David, Tom,
The problem really is that the two states of not initialized and post first usage are indistinguishable (both return 1), but the sequence next value is different. ie it’s a reasonable expectation that the next value is last_value + 1. IMHO violating this makes it a bug. Further, this situation means there’s no query that can be run on the sequence that can determine if the next value is 1 or 2.
As for existing code relying of current behaviour, given that current behaviour can’t be relied upon to predict the next value, I don’t think it’s possible for any usage to rely on 1 being returned when uninitialized.
I agree though that returning null is a better choice for uninitialized sequences than returning 0.

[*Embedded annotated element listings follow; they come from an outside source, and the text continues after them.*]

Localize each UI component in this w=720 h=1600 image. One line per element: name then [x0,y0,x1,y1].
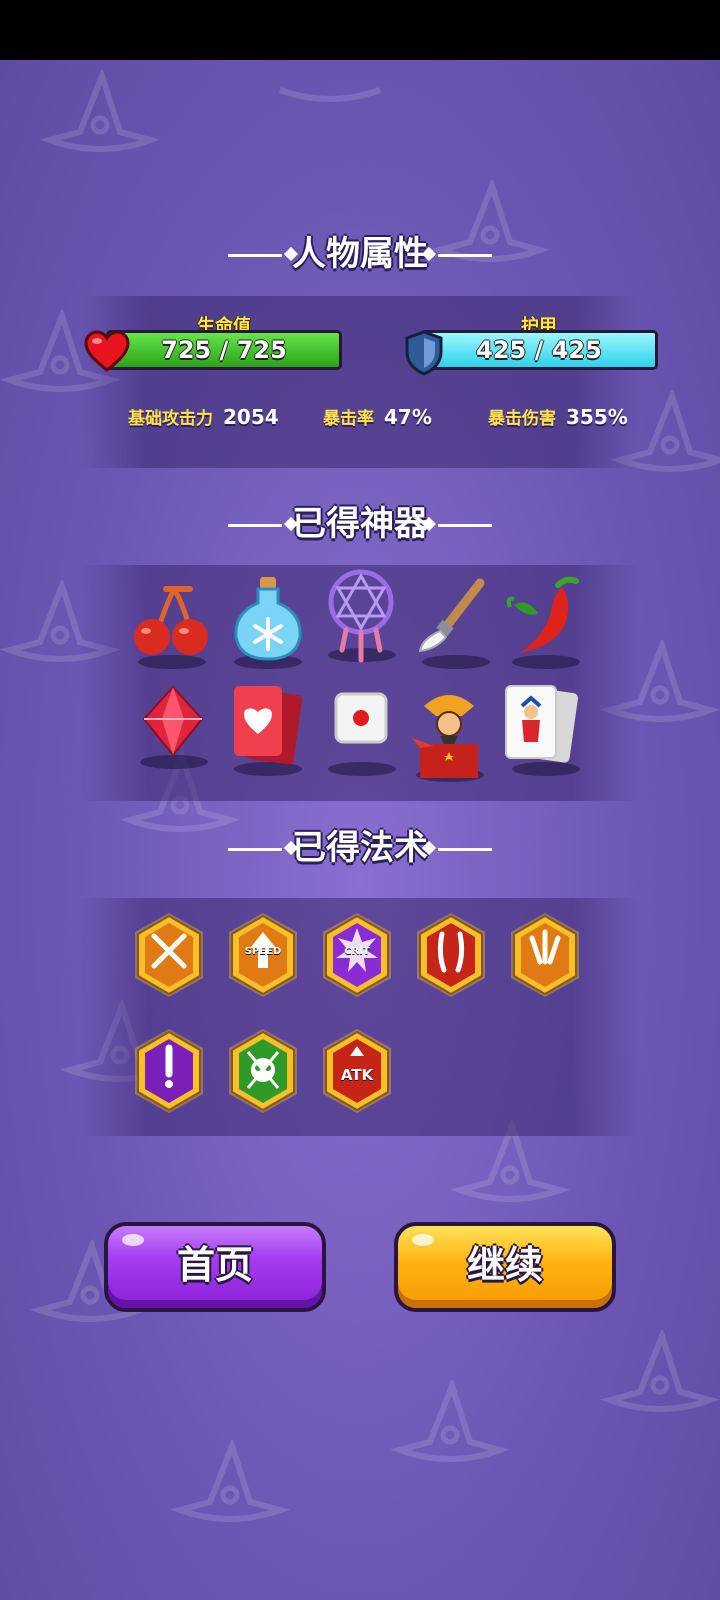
spell-slot[interactable] [228,1028,298,1114]
dice-icon [334,692,388,744]
witch-hat-pattern-icon [40,70,160,152]
stat-value: 355% [566,405,628,429]
spells-title: 已得法术 [0,820,720,869]
stat-label: 暴击伤害 [488,409,556,429]
title-divider-left [228,524,282,527]
title-divider-left [228,254,282,257]
stat-value: 2054 [223,405,279,429]
red-gem-icon [142,685,204,757]
spell-slot[interactable]: ATK [322,1028,392,1114]
frost-potion-icon [234,577,302,661]
jack-in-the-box-icon [412,695,478,778]
artifacts-title: 已得神器 [0,496,720,545]
artifact-chili-pepper[interactable] [500,575,590,671]
stat-crit-damage: 暴击伤害 355% [488,404,628,429]
skull-spell-icon [229,1029,297,1113]
spell-slot[interactable] [134,1028,204,1114]
artifact-joker-card[interactable] [500,682,590,778]
spell-slot[interactable] [510,912,580,998]
artifacts-title-text: 已得神器 [292,504,428,544]
paintbrush-icon [418,578,485,653]
spell-inner-label: CRIT [344,946,370,957]
home-button[interactable]: 首页 [104,1222,326,1312]
heart-card-icon [234,686,302,765]
spell-inner-label: ATK [340,1066,374,1084]
artifact-jack-in-the-box[interactable] [404,688,494,784]
stat-base-attack: 基础攻击力 2054 [128,404,279,429]
title-divider-right [438,524,492,527]
spell-slot[interactable]: SPEED [228,912,298,998]
heart-icon [84,330,130,372]
chili-pepper-icon [506,576,579,653]
joker-card-icon [505,685,578,763]
title-divider-right [438,254,492,257]
witch-hat-pattern-icon [600,1330,720,1412]
stat-label: 基础攻击力 [128,409,213,429]
attributes-title-text: 人物属性 [292,234,428,274]
health-bar: 生命值 725 / 725 [106,316,342,376]
witch-hat-pattern-icon [170,1440,290,1522]
spells-title-text: 已得法术 [292,828,428,868]
stat-value: 47% [384,405,432,429]
spell-inner-label: SPEED [244,946,282,957]
artifact-paintbrush[interactable] [410,575,500,671]
armor-bar: 护甲 425 / 425 [420,316,658,376]
armor-value: 425 / 425 [476,336,602,364]
artifact-cherry[interactable] [126,575,216,671]
stat-label: 暴击率 [323,409,374,429]
shield-icon [405,330,443,376]
stat-crit-rate: 暴击率 47% [323,404,432,429]
title-divider-left [228,848,282,851]
attributes-title: 人物属性 [0,226,720,275]
artifact-dice[interactable] [316,682,406,778]
health-value: 725 / 725 [161,336,287,364]
spell-slot[interactable] [134,912,204,998]
witch-hat-pattern-icon [278,87,382,102]
crossed-swords-spell-icon [135,913,203,997]
triple-shot-spell-icon [511,913,579,997]
continue-button[interactable]: 继续 [394,1222,616,1312]
artifact-dreamcatcher[interactable] [316,568,406,664]
spell-slot[interactable]: CRIT [322,912,392,998]
cherry-icon [134,586,208,655]
poison-drop-spell-icon [135,1029,203,1113]
continue-button-label: 继续 [466,1243,543,1287]
artifact-frost-potion[interactable] [222,575,312,671]
witch-hat-pattern-icon [390,1380,510,1462]
title-divider-right [438,848,492,851]
spell-slot[interactable] [416,912,486,998]
artifact-red-gem[interactable] [128,675,218,771]
twin-claw-spell-icon [417,913,485,997]
dreamcatcher-icon [328,569,394,663]
artifact-heart-card[interactable] [222,682,312,778]
home-button-label: 首页 [176,1243,253,1287]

This whole line of enquiry came about because currval('mytable_id_seq') explodes when called on an uninitialized sequence (another surprise - I was expecting null); how about fixing that too? If that was fixed is would provide a work around for the lack of distinction between the two states of next value being 1 and next value being 2.
Regards,
Glen
"David G. Johnston" <david.g.johnston@gmail.com> writes:
> On Mon, Mar 7, 2022 at 12:15 AM PG Bug reporting form <
> noreply@postgresql.org> wrote:
>> For a freshly defined sequence, the following:
>> select last_value from mytable_id_seq
>> should return 0, but returns 1.
> One seems as good a choice as zero if a non-null value is to be returned.
The larger point here is that any change is much more likely to
break applications expecting the historical behavior than it is
to make anyone's life better. In a green field I'd tend to
agree that returning NULL (and dispensing with is_called) would
be a better design, but that opportunity was missed decades ago.